Step 2: Determine the amount and value of various activities
The next stage is determining how each specified activity contributes to the e-commerce value chain process. It's also crucial to consider the costs associated with each operation, as lowering costs could increase the total transaction value.
Step 3: Look for ways to get a competitive edge
You may assess the value chain in electronic commerce from whichever competitive advantage you seek to create. For instance, if you are looking to cut costs, examine the value chain from the standpoint of lowering costs and enhancing efficiency.
In many cases, Research will reveal operations that can be outsourced or even deleted entirely to save money or bottlenecks in the production process that might be fixed to save time and money.
8) Final Words
Value chains in eCommerce facilitate the analysis of all operations involved in producing a product or service and the identification of cost-cutting techniques. You can streamline processes, remove waste, and boost profits using a value chain.
Further, it aids in getting relevant insights into inner processes that can improve the end customer's experience. Overall, value chain integrations in e-commerce have improved operational efficiencies. The result is that eCommerce companies are giving the most value to their customers for the least amount of capital investment.
9.1) What is an eCommerce value chain?
The general concept of the value chain suggests all activities that go into making a finished product. The steps needed to create a product may differ for different companies. However, a mainstream outline includes designing the product, procuring raw materials, manufacturing, distribution, etc.
The value chain for eCommerce delves deeper into the specifics of an eCommerce supply chain. Herein comes all the activities that create the product and deliver it to the final customer. The value chain in eCommerce goes into the specifics of logistics, like warehousing, inventory management, transportation, shipping, etc. Herein comes all the activities that create the product and deliver it to the final customer.
9.2) What is an effective value chain model?
An effective value chain model visualizes all the activities involved in producing a product to reduce cost and increase competitive advantage. On paper, it may look like a series of diagrams and graphs or a computer simulation model, but the purpose remains the same.
By retracing each step, one can gain valuable insights into which activities add value to the product. It will also assist in identifying areas for improvement to gain a competitive edge and increase the profit margin.
9.3) How to build a value chain model?
A value chain has two sets of activities: primary and secondary. A simple value chain model can be a diagram representing information and data of these activities. To get a proper model, take into account the following factors.
One, identify all the activities involved in the production and work performed by the employees in your company. This will help you get a firm grasp of your operations and the areas where value is propositioned.
Two, once you have a list of all your activities, try classifying them into primary and secondary/support activities.
Three, describe (even if briefly) the activities and how they contribute to adding value.

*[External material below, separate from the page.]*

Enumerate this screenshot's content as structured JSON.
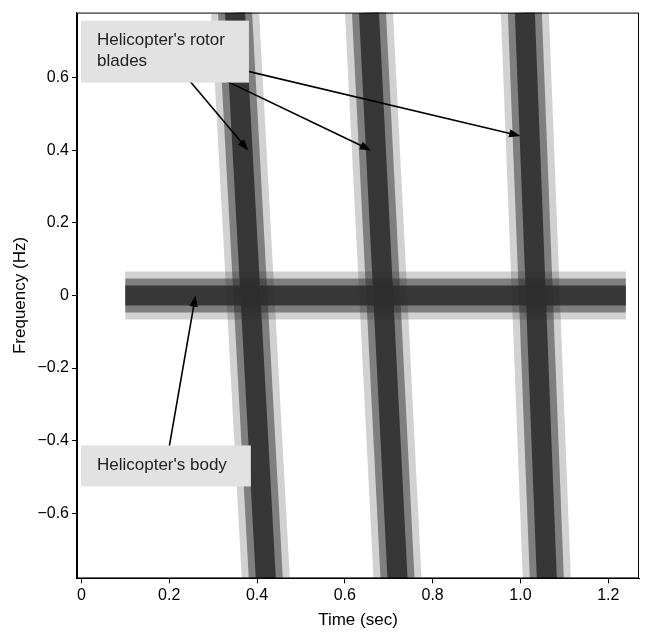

It can be something for ensuring quality, increasing operational efficiency, or making the product favorable to customers.
Four, determine the cost associated with each activity. This may include labor costs, subscriptions, permits, materials, tools, infrastructure, etc. Cost calculation is a central facet of a value chain analysis and must be performed carefully.
Five, when you have a visual diagram, look for areas where waste recurs. These may be activities where costs are high, but the value is relatively low. Consider tradeoffs carefully. You may not want to streamline or reduce the price of a unique activity or require more time to display value.